You have the following rights under HIPAA with respect to your PHI:

  • The right to receive confidential communications of PHI from us by reasonable alternative means or at alternative locations;
  • The right to request restrictions on certain uses and disclosures of PHI, including those related to disclosures to family members, friends, or any other person identified by you. The Practice is not required to honor a request restriction except in limited circumstances. If we do agree to the restriction, we must abide by it unless otherwise required by law, in emergencies or you agree in writing to remove the restriction;
  • The right to inspect and/or receive a copy of your PHI;
  • The right to amend your PHI where such is incorrect or incomplete;
  • The right to receive an accounting of the Practice’s or our business associates’ disclosures of your PHI;
  • The right to obtain a paper copy of this Notice from us upon request;
  • The right to file a complaint for suspected violations of your rights; and
  • The right to be advised if your unprotected PHI is intentionally or unintentionally disclosed.

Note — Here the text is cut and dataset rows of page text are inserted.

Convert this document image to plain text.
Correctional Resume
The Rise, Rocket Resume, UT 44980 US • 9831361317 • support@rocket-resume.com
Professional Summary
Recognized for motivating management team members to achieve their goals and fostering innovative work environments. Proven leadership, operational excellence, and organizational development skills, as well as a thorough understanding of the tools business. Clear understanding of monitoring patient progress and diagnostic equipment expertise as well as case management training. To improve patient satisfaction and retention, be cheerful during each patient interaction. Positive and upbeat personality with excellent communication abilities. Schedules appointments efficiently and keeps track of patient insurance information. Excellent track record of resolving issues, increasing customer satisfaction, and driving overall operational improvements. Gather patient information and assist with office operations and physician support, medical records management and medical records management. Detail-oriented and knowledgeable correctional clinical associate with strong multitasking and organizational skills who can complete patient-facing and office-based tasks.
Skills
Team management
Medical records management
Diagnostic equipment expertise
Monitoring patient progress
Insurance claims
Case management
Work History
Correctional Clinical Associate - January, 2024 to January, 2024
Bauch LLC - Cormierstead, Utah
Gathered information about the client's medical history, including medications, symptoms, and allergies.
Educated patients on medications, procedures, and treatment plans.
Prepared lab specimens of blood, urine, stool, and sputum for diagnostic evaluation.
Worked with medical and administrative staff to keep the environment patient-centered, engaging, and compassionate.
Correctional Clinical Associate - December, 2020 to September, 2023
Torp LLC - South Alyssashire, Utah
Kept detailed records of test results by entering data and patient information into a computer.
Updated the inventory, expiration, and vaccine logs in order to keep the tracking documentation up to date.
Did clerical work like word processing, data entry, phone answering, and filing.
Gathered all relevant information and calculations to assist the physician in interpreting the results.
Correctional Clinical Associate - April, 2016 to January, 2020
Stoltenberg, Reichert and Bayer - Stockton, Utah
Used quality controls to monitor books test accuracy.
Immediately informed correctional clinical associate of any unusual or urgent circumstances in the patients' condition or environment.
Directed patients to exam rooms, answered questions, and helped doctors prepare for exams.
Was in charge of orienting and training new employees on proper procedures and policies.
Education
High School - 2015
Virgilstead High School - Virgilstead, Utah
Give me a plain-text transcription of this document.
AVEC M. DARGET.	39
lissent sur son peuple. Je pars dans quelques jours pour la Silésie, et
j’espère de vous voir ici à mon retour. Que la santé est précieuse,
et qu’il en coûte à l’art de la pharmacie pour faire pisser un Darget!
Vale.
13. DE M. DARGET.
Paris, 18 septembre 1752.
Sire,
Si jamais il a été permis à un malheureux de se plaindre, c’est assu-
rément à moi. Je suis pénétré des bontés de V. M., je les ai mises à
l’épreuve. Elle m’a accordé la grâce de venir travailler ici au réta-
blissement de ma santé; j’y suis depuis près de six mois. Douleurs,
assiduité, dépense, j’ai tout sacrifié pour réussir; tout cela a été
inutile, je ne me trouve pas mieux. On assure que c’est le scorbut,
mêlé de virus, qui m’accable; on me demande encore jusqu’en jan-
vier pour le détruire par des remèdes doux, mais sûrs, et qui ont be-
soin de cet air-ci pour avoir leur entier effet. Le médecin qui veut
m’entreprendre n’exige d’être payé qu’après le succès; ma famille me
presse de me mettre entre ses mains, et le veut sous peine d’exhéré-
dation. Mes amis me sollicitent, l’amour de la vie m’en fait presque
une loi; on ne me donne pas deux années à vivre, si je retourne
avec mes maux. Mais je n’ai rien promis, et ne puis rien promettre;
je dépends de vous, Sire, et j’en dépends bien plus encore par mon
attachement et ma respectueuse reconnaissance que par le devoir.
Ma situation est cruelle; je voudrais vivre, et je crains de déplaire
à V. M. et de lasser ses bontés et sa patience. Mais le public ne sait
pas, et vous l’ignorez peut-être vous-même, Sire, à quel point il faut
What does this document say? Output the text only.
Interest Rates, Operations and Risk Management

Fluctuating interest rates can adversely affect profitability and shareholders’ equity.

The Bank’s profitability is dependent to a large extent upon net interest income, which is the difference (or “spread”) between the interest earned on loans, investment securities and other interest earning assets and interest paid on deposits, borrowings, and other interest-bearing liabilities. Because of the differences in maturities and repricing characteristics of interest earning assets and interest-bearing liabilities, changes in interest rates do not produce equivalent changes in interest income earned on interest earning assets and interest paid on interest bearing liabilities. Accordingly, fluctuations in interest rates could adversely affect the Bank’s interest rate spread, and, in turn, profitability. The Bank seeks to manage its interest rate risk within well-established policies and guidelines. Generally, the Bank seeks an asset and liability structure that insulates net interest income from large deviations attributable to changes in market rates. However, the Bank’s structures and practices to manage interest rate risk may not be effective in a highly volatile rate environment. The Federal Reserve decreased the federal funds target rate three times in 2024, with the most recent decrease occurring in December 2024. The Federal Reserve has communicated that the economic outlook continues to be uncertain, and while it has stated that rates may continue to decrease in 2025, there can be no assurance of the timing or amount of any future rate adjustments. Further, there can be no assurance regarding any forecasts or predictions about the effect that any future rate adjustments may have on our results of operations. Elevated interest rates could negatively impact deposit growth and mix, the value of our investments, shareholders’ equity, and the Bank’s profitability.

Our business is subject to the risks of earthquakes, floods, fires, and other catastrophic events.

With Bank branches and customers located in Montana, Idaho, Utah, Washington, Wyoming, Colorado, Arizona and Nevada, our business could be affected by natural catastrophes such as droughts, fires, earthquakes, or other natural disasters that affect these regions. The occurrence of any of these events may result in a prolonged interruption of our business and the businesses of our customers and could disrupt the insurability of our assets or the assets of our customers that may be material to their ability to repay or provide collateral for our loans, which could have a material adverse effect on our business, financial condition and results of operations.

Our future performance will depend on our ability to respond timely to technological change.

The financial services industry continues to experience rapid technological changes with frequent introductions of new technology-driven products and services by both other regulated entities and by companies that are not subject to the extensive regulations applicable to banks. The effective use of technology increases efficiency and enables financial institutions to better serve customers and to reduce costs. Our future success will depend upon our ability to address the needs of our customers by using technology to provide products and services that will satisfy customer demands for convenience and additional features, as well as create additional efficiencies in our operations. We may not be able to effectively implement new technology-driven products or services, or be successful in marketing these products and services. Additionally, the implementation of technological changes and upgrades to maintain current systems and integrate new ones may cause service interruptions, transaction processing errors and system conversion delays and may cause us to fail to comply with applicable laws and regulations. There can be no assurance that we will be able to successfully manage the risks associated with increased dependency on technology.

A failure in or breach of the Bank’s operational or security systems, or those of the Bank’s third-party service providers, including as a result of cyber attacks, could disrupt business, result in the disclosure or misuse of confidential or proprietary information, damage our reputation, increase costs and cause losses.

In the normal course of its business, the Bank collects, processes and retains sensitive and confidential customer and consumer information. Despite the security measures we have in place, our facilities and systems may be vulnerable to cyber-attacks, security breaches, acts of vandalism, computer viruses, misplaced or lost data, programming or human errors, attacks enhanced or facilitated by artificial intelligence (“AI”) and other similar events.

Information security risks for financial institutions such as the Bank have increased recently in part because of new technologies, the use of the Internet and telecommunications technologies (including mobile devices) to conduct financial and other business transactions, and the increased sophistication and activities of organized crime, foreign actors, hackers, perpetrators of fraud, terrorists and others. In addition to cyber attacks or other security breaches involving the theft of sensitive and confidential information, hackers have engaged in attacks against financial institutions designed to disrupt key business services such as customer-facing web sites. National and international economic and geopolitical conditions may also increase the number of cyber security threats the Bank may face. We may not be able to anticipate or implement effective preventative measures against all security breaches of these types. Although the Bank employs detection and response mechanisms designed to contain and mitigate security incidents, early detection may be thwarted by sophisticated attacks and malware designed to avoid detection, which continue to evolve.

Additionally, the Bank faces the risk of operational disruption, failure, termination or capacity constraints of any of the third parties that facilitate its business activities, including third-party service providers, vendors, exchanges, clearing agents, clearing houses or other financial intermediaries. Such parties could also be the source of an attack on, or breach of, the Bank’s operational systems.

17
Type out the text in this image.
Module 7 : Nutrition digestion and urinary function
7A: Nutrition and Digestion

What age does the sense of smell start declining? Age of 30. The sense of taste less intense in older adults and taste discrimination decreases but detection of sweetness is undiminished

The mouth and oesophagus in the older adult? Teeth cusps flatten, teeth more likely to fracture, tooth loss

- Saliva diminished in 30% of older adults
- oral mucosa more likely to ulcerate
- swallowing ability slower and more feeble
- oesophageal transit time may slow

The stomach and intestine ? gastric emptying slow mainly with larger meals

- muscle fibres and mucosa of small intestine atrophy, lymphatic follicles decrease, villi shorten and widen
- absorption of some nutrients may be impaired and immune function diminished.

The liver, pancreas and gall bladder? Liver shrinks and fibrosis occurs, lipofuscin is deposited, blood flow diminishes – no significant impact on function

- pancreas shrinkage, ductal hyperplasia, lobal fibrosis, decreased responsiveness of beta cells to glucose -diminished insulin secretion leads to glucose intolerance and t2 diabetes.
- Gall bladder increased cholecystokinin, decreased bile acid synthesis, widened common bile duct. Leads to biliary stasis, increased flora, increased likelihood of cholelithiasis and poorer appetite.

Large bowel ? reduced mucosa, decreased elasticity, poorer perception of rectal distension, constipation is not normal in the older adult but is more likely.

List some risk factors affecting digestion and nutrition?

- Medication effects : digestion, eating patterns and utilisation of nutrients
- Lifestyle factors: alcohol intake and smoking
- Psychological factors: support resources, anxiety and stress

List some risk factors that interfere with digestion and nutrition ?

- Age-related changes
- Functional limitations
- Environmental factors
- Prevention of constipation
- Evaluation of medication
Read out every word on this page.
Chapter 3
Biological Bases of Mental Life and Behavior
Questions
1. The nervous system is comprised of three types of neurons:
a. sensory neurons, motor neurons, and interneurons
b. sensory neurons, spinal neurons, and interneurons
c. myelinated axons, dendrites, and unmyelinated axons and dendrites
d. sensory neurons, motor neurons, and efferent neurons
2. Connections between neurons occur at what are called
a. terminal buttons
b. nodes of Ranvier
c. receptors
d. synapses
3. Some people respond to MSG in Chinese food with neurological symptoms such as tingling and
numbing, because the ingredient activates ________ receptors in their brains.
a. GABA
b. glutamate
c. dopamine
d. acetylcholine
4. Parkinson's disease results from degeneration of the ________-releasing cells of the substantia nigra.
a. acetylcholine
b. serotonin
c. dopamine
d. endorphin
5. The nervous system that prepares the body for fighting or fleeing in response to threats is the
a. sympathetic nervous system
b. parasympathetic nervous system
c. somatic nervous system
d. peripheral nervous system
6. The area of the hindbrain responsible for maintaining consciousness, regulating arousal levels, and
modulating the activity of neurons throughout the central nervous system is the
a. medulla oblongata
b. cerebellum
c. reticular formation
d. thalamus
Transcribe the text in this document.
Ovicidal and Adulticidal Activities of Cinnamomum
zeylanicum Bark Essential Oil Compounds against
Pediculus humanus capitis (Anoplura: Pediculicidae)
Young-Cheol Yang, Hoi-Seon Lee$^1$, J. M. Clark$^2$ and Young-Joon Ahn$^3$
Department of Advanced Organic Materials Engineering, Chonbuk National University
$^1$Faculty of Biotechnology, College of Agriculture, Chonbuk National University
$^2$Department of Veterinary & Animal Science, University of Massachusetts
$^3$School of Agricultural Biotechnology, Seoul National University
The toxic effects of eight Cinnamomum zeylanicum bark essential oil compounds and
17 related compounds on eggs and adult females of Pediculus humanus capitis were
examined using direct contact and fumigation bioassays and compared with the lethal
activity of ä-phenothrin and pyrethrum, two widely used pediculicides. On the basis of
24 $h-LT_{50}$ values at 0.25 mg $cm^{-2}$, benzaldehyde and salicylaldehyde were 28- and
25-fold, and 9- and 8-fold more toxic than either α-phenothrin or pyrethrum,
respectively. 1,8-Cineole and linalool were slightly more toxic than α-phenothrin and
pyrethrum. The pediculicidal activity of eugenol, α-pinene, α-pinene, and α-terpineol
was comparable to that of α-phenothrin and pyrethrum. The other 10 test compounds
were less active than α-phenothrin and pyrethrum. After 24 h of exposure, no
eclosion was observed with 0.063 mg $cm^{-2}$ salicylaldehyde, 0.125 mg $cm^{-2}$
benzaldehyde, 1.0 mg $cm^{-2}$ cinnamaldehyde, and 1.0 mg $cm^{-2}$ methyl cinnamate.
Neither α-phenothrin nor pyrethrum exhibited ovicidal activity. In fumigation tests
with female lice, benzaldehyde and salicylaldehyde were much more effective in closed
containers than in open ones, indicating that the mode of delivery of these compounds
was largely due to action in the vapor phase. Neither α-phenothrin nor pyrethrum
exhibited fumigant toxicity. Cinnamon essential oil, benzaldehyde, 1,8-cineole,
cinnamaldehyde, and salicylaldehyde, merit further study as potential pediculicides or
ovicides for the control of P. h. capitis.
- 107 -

FOR MORE INFORMATION OR TO REPORT A PROBLEM

If you have questions, complaints or would like additional information regarding this Notice or our privacy practices, please contact:

Jen Palladino, HIPAA Compliance Officer
Rumer Cosmetic Surgery
105 Ardmore Avenue
Ardmore, PA 19003
(484) 297-6172

If you believe that your privacy rights have been violated, please contact the Practice’s HIPAA Compliance Officer listed above. You may also file a complaint with the U.S. Department of Health and Human Services – Office for Civil Rights. There will be no retaliation for filing a complaint with either the Practice’s HIPAA Compliance Officer or with the Office for Civil Rights.